Tuesday, 16 March 2010

Trade Practices Amendment (Australian Consumer Law) Bill 2009

In Committee

6:27 pm

Photo of Nick XenophonNick Xenophon (SA, Independent) Share this | Hansard source

I move amendment (1) on sheet 5891:

(1)   Schedule 1, item 1, page 7 (after line 21), after section 4, insert:

4A  Unfair term—payments in person, in cash

        (1)    Without limiting section 3, a term that enables, or has the effect of enabling, a party to charge a fee for receiving a payment in person or in cash is taken to be an unfair term of a consumer contract.

        (2)    In this section:

fee means an amount additional to the upfront price payable under a consumer contract;

Under this amendment it will be considered an unfair contract term if businesses charge customers additional fees for paying bills in person or with cash—with legal tender. In July 2009, Telstra announced that it would be introducing a range of fees that would ‘reduce face-to-face customer service and drive more customers towards online bill payments’. This is something that Telstra eventually reversed. I congratulate Telstra for reversing it, but it did so because it made a judgment call, as a corporation, that that was not the right thing to do for consumers.

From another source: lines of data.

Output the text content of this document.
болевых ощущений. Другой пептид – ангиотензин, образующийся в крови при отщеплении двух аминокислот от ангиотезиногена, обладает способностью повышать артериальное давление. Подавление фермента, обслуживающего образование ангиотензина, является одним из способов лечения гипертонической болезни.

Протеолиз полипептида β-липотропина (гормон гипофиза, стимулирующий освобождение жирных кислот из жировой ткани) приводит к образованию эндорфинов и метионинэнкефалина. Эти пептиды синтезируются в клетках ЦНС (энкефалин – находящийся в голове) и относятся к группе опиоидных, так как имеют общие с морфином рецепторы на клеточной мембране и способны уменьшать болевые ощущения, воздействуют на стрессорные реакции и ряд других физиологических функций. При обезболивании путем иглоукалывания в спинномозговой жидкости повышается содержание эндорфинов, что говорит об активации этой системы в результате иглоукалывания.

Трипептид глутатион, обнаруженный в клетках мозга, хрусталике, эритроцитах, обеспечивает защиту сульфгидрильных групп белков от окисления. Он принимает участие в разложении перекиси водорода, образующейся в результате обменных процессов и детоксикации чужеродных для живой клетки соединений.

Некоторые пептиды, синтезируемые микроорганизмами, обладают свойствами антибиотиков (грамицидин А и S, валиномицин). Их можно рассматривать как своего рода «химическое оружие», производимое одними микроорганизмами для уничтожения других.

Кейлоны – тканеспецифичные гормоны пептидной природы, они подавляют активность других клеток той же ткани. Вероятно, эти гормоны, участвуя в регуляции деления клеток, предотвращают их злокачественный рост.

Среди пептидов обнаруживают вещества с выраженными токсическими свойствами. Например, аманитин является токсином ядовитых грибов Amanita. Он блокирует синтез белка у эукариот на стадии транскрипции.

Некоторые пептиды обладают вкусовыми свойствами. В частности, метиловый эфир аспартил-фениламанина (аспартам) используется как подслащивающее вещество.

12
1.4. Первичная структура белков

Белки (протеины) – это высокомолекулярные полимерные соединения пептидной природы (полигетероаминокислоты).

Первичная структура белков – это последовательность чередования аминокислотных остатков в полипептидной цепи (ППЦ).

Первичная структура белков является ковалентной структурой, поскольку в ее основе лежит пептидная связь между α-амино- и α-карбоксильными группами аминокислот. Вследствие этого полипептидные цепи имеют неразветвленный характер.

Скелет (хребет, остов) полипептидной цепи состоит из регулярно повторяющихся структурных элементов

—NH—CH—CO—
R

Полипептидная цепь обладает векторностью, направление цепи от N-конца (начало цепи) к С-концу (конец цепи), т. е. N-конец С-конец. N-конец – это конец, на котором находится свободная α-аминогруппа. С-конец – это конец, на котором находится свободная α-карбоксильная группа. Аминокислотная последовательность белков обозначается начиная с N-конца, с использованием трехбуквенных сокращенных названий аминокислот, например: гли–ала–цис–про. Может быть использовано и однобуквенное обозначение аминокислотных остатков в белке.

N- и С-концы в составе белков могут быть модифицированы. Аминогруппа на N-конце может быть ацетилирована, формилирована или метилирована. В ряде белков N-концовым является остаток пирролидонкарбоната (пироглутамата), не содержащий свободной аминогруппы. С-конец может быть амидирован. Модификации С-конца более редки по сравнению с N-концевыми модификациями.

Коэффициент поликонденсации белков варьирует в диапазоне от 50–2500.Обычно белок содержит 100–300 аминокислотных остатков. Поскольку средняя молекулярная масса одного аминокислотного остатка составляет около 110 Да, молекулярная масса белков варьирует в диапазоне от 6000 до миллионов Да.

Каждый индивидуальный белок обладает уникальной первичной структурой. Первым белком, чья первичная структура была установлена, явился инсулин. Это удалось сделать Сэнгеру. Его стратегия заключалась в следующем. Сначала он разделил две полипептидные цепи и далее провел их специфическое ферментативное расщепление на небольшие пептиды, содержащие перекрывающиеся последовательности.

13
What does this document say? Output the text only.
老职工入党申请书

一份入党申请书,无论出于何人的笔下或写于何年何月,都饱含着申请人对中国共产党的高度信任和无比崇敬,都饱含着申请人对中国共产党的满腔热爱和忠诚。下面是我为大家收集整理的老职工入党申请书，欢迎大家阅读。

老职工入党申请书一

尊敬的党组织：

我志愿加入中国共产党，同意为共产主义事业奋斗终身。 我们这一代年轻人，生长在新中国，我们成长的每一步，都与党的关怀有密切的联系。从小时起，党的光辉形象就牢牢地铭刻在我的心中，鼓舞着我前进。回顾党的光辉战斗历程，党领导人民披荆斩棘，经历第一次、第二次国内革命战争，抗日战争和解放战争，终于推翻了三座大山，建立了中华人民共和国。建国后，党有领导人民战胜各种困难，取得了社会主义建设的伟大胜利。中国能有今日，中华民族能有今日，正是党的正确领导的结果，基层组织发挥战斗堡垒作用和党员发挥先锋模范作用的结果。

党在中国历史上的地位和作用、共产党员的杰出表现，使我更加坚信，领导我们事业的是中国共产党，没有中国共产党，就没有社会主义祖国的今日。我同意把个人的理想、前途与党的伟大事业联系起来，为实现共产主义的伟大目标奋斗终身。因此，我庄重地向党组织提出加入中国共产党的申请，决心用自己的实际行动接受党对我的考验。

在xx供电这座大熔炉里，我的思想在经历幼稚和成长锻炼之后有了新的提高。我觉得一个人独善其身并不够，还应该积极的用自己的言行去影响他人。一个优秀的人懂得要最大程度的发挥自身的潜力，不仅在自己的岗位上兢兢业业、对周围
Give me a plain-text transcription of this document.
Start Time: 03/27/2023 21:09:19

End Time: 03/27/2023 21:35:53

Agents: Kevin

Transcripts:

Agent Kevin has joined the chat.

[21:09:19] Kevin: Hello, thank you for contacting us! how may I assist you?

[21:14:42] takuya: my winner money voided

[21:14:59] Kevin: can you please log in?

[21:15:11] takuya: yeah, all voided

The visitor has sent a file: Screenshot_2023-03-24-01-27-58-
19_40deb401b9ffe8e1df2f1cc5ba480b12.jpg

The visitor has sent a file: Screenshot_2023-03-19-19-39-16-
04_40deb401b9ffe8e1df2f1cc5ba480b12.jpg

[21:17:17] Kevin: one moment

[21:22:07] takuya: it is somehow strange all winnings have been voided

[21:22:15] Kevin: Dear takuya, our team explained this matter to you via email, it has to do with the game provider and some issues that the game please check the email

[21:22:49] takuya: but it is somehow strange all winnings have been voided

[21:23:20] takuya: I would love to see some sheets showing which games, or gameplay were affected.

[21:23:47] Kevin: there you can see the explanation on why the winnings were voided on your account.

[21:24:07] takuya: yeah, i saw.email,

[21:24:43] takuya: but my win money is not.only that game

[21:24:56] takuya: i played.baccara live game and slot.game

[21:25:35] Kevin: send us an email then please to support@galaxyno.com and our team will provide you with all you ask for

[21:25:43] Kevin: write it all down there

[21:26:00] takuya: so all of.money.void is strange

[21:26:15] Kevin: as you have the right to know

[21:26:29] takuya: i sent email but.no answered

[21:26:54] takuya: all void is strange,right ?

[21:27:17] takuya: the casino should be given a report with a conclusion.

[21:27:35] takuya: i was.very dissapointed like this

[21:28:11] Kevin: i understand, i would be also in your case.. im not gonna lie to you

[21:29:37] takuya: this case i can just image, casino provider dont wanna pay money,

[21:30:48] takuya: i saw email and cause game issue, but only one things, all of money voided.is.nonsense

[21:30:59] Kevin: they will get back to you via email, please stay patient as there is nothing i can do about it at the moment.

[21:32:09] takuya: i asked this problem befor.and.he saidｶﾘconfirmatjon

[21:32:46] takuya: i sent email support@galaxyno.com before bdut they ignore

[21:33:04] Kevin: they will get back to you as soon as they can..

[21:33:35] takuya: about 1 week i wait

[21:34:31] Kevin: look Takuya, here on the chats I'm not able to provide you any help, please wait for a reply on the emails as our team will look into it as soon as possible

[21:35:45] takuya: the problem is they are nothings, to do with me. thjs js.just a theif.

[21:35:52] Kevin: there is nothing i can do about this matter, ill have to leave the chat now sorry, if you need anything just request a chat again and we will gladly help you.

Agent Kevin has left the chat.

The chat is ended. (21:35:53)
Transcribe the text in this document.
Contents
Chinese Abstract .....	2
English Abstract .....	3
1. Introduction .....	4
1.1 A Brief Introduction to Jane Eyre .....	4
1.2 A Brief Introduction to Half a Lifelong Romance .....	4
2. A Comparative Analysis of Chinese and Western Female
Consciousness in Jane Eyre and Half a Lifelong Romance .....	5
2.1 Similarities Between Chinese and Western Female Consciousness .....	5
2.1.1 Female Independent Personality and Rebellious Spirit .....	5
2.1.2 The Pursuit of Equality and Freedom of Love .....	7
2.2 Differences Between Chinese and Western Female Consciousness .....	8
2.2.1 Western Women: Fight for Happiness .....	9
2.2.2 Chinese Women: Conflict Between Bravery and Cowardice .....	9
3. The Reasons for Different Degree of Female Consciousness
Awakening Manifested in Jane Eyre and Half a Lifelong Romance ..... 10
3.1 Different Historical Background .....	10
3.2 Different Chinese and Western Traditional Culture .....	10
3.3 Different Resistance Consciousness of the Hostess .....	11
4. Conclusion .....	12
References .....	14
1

However, there are other corporations that continue to charge this fee. I believe that it is particularly unfair to our senior citizens and to those citizens who do not have online access, who do not have credit cards and who want the comfort of being able to pay with cash for their transactions. Telstra has done the right thing by abolishing this revenue-generating fee, and I encourage other companies that currently have this fee—other phone companies, I understand—to follow its lead. This amendment will make it an unfair contract term to charge customers who cannot or choose not to use the internet to pay their bills with any company in the future. I think it is a straightforward amendment. I think a legal tender is legal tender; you should not be charged for the privilege of paying in cash.